- The latest numbers from Nationwide showed house prices rising 0.9% month-on-month (m/m) in November, exceeding October’s 0.7% m/m increase and lifting annual growth back into double-figures.
- In theory, stamp duty returning to its pre-pandemic level on 1 October should have weighed on house prices. But while there have been some signs of cooling in housing market activity, any stamp duty effect on values appears to have been countered by positives such as changing housing preferences and a strong jobs market.
- House price growth is likely to slow, but the EY ITEM Club thinks that any fall in the near term is unlikely. A higher level of home working will support demand for larger properties, with demand facilitated by the substantial savings built up by households during the pandemic. Mortgage rates fell to a record low in October. And uncertainty stemming from the new Omicron COVID-19 variant reinforces the EY ITEM Club’s expectation that the MPC will hold off raising interest rates until next year.
Martin Beck, senior economic advisor to the EY ITEM Club, says:
“The latest numbers from Nationwide showed house price growth accelerating to 0.9% month-on-month in November from October’s 0.7%. This left annual growth at 10% and average prices almost 15% above the level in March 2020 when the pandemic began.
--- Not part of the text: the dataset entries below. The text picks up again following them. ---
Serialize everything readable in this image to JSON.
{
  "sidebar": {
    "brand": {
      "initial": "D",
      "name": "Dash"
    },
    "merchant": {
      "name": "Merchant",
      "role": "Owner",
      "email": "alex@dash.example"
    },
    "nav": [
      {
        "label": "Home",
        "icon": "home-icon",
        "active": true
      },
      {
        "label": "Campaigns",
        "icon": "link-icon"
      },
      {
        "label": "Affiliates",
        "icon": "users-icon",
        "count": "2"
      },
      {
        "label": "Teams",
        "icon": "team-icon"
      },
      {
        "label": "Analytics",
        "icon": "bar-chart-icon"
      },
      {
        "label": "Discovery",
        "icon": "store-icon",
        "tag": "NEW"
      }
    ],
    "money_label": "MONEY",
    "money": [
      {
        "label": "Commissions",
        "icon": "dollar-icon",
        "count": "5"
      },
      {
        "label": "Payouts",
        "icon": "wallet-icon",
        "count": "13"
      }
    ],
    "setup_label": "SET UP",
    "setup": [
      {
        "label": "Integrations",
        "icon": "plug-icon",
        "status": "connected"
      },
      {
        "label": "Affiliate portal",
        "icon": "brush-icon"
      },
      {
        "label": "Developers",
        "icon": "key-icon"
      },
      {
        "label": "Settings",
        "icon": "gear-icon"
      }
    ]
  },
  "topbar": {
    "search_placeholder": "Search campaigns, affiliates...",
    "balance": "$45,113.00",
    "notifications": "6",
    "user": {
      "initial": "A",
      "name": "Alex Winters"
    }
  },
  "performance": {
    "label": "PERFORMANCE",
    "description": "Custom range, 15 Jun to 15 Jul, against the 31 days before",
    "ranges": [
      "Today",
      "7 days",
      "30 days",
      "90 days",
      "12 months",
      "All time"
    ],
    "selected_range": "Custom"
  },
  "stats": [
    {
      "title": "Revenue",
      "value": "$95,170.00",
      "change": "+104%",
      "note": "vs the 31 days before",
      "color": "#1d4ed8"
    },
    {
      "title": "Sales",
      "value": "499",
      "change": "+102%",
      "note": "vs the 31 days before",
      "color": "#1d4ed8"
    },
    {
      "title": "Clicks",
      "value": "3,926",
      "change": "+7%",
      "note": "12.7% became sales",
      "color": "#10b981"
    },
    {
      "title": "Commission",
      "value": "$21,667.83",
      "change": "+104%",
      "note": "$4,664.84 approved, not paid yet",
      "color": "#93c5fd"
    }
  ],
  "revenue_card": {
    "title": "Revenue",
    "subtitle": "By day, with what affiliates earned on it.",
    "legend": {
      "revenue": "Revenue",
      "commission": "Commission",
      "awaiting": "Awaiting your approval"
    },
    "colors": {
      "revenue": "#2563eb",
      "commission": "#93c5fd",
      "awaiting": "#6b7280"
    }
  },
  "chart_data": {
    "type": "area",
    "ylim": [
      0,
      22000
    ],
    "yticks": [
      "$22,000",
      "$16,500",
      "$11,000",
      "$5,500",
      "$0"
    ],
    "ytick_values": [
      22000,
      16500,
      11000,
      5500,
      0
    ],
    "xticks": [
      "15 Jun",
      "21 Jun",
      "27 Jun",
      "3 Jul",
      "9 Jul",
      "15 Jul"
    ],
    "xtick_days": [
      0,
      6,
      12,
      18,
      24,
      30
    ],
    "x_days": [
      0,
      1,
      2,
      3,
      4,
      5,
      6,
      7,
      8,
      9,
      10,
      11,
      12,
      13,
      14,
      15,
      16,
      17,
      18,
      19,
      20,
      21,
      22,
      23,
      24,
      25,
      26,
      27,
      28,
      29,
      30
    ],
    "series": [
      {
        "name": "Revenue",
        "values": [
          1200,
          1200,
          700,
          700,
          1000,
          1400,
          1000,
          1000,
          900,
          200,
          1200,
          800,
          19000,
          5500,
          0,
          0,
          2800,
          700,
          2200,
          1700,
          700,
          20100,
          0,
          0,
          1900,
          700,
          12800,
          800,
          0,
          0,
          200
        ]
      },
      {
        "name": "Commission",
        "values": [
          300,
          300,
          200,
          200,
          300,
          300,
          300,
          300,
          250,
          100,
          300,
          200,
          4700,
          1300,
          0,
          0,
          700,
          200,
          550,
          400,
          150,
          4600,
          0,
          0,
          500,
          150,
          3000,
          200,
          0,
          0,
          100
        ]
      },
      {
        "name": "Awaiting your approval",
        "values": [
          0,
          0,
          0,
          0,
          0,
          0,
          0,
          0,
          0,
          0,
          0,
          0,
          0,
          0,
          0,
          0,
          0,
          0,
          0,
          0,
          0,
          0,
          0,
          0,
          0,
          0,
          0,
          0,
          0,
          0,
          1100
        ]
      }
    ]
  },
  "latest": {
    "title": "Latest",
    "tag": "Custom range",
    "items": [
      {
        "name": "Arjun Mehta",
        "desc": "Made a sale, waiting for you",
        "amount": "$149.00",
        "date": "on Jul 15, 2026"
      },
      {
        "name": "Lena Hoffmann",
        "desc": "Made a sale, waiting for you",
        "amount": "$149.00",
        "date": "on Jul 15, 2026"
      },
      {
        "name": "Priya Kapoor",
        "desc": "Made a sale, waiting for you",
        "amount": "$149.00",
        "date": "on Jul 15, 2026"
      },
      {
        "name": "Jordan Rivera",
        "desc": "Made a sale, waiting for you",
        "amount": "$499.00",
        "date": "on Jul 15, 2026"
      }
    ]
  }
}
“It appears that any downward pressure on property prices from stamp duty returning to its pre-pandemic level at the start of October has been countered by other factors. Granted, the after-effects of the tax holiday’s end have made their presence felt in some housing indicators. According to HMRC, 76,930 properties were transacted in October, well down on recent highs and around one-fifth below the pre-pandemic norm. And mortgage approvals fell in October fell to 67,199, the lowest since July 2020. Moreover, stamp duty back at its normal level is not the only headwind facing the housing market: household income growth faces pressures from higher inflation and tax rises, while uncertainty stemming from the new Omicron variant could hold back potential buyers until the situation is clearer.
“However, what has been a measured decline in mortgage approvals since the summer bodes well for the housing market avoiding a significant correction now that stamp duty has returned to its normal level. And demand for properties isn’t out of supports either. The pandemic appears to have prompted a structural increase in demand for houses from people seeking more outdoor space and room to work from home – the ‘race for space’. That demand is being facilitated by the substantial ‘excess’ savings accumulated by households during lockdowns – which rose to an estimated £180bn in the autumn – and a jobs market emerging from the pandemic in a remarkably little-damaged date.
“Moreover, despite the MPC adopting a more hawkish tone on the prospect of interest rate rises, mortgage rates fell to a record low in October. And uncertainty stemming from the new Omicron variant reinforces the EY ITEM Club’s expectation that the MPC will hold off raising rates until next year. So, while house price growth is likely to slow during 2022, an outright fall seems unlikely.”